そこから「運」を掴む、ということは実際によく起こりうることだと近頃感じます。
チャンスは逃したくない!

5つめ「improve」。

「今を守ろうとするな。常にチャレンジしてもらいたい」ということです。チャレンジしていくと必ずそこに壁が現れます。甘い誘いも来たりします。でもその時に、先ほど言ったように遺伝子にスイッチをいれるためにも「絶対簡単にあきらめるな」と。「壁は邪魔をするために現れてきているわけじゃない。本気で目指しているかどうかを試すために出てきている。本気なら必ずその壁を乗り越えられる。本気じゃなかったらあっさり壁に阻まれる」、そう選手に言っています。

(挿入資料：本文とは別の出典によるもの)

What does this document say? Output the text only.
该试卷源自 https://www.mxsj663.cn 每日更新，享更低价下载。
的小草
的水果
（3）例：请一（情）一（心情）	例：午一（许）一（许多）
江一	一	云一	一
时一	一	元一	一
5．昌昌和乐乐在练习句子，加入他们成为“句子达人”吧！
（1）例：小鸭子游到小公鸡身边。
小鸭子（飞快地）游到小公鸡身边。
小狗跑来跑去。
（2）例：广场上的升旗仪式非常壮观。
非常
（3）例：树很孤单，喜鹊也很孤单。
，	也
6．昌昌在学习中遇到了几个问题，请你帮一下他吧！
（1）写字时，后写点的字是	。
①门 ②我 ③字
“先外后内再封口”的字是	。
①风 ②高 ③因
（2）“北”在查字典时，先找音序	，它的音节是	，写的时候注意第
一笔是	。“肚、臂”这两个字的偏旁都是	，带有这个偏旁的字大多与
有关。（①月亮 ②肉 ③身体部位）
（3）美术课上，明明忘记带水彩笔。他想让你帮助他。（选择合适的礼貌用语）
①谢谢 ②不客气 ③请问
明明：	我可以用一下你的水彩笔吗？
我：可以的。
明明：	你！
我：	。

こういった考え方ができるのは心理学を学んだりしてるからなのか..岡ちゃん。
物事をポジティブに考えるという点で、人生において非常に為になる言葉だと思いました。

6つめ「communication」。

"これはお互いを知るということ。"
チームというのは仲良しグループが一番いいのですが、別に仲良しグループじゃなくてもいいんです。大体、男30人が集まってみんな仲良しなんてこと、今まで1回もないですよ。「どうもあいつそりがあわん」「どうもあいつ好かんな」ということはあります。でも、「どうもあいつ好かんけど、あいつにパス出したら絶対決めよる」「どうもあいつ馬が合わんけど、あいつにあそこ守らしたら絶対止めよる」、こうやってお互いを認め合うのがチームワークなんです。そう認め合ってもらうために、自分を認めてもらう努力をすること。これがcommunicationです。

究極はあいさつですよ。あいさつは「自分には認め合う準備がありますよ」という印ですから。あいさつもきっちりできないのにcommunicationなんかとれないです。


「あいさつ」大事!めっちゃ大事!!
朝会社に来て、誰かに会っても知らんぷり。みたいな会社だけは絶対にいやだ!
そんな会社にだけは絶対にしたくない。

お互いに思いやりのある組織をつくっていきたい。
社員旅行とか日々の中でも、「お互いを知る」機会をたくさん作れる会社にしたいです。

***

今回は色々と勉強になりました。

"僕はいろんな決断をする時に、「明日死ぬとしたら今どうするだろう」と自分を追い込みます。"
でも、できるならどんな小さなことでもいいから、チャレンジをしてもらいたい。頭でごちゃごちゃ考える前に踏み出してみる。少々壁や何かがあろうが、そんなもの関係ない。必ず乗り越えられる。壁というのは邪魔をするためにあるのではない。自分の気持ちを確認されているんです。「本気でこいつはやってんのかどうか」と。



ぼくも岡田監督を見習って、色んなことにどんどんチャレンジしていこうと思います。


...それにしても、岡ちゃんの "秘密の鍵" って何なんだろう。